Suffolk County delays rollout of new data system because of Freedom

Long Island Business News, Jul 1, 2005 by Ken Schachter

Suffolk County has put on hold its rollout of what officials call a first-in-the-nation online system for property records amid fears that outsiders could use the state Freedom of Information Law to pry open the underlying software code.

Suffolk County Clerk Ed Romaine said lawyers at Garden City- based Jaspan Schlesinger Hoffman LLP had been retained to file patents that would safeguard the county's total investment in the system, which he estimated at $3 million to $6 million over about a decade.

The system, originally scheduled for release July 1, would allow subscribers ranging from real-estate agents and developers to banks and heating-oil suppliers to go online and get a comprehensive view of a property, including mortgages, foreclosures, deeds, judgments, liens, court actions and pending actions, in one downloadable file.

Subscribers also could be notified of changes in a property's status through push messages sent via pager, e-mail or mobile-phone text message.

For example, a subscriber could choose to be notified of all foreclosures in a particular ZIP code, Romaine said.

The current system is absolutely antiquated by comparison, Romaine said. There's no other system like this in the United States. It's a push technology like you'd find on eBay. It's going to knock people's socks off.

Peter Schlussler, director of information technology for the Suffolk County clerk's office, said he expects subscribers to add $500,000 to $1 million to the county's coffers in the first 12 months of service and more in the future.

I feel this is an untapped resource that the private sector is salivating for, he said. Government is the last untapped silo to leverage this information out.

Schlussler likened the reports to the detailed accounts prepared by credit-rating agency TRW. After spending almost four years creating the system, Schlussler said that he is certain no other U.S. municipality offers anything approaching the property reports, though some offer limited data online.

The reports will be available at http://www.co.suffolk.ny.us/ scco/web/, where the county has been offering its more limited menu of online property data.

Subscription fees will be about $30 per day, about $500 per month and about $6,000 per year, Schlussler said.
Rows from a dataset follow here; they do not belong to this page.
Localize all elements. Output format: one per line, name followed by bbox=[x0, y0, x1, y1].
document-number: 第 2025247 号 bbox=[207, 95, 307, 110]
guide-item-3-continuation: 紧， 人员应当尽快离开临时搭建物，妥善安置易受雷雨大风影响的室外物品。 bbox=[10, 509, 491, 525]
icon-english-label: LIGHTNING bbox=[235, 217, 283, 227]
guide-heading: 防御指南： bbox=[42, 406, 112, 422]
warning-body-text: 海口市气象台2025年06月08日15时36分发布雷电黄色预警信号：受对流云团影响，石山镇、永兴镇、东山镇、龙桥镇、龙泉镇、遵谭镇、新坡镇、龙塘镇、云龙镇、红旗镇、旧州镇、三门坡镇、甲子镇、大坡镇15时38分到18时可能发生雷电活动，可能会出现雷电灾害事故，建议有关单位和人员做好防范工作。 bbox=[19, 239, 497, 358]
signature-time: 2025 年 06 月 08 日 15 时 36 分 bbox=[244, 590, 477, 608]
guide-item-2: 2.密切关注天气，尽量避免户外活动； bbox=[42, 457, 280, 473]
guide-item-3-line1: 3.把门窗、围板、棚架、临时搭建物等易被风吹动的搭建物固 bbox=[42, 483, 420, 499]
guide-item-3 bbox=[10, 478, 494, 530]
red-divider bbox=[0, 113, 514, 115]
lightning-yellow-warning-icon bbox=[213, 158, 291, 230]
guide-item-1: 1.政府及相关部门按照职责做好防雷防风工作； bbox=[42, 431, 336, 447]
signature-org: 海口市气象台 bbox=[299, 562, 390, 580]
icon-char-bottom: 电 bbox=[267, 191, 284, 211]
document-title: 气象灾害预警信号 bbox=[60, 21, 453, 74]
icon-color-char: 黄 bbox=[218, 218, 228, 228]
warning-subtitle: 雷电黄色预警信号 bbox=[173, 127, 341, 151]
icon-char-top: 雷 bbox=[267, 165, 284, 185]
The files can be downloaded to the Excel spreadsheet program and further manipulated by the user. Printouts from the clerk's office will cost 65 cents per page.

Data-mining companies compile, format and sell public information based on the records found in the offices of municipal clerks nationwide.

In some instances, however, the companies have filed Freedom of Information requests with the county to provide them with complete sets of records, a request municipalities may deem onerous. In one recent case, San Diego-based data-mining firm Data Tree LLC is appealing a lawsuit it lost against Suffolk in state Supreme Court.

Suffolk County Attorney Christine Malafi said Data Tree had submitted FOI requests on a truckload of data, including mechanics liens, satisfactions of mechanics liens, federal tax liens and satisfactions, uniform commercial code filings and terminations, mortgages, deeds, map abstracts and certificates of abandonment.

They wanted everything so nobody ever would have had to go to the county clerk's office, she said. It was our position that the records are public records and you don't have to produce them in a FOIL request - [Data Tree] can just come and get them.

Data Tree officials did not respond to a request for comment in time for deadline.

Efforts to gain access to public data could include the software used to cobble together the property system, Romaine said.

We were cautioned legally that [the computer code] might be subject to the Freedom of Information Law, Romaine said. That's why we're patenting some of the program logic and source code to prevent their use for commercial purposes.

He said that no date had been set to replace the system's July 1 kickoff.

Documents involving real-estate transactions worth about $40 billion per year are recorded by the Suffolk County clerk, Schlussler said.

The online system contains mortgages and deeds back to 2000 and Romaine said his office is seeking to catalogue data back to 1969.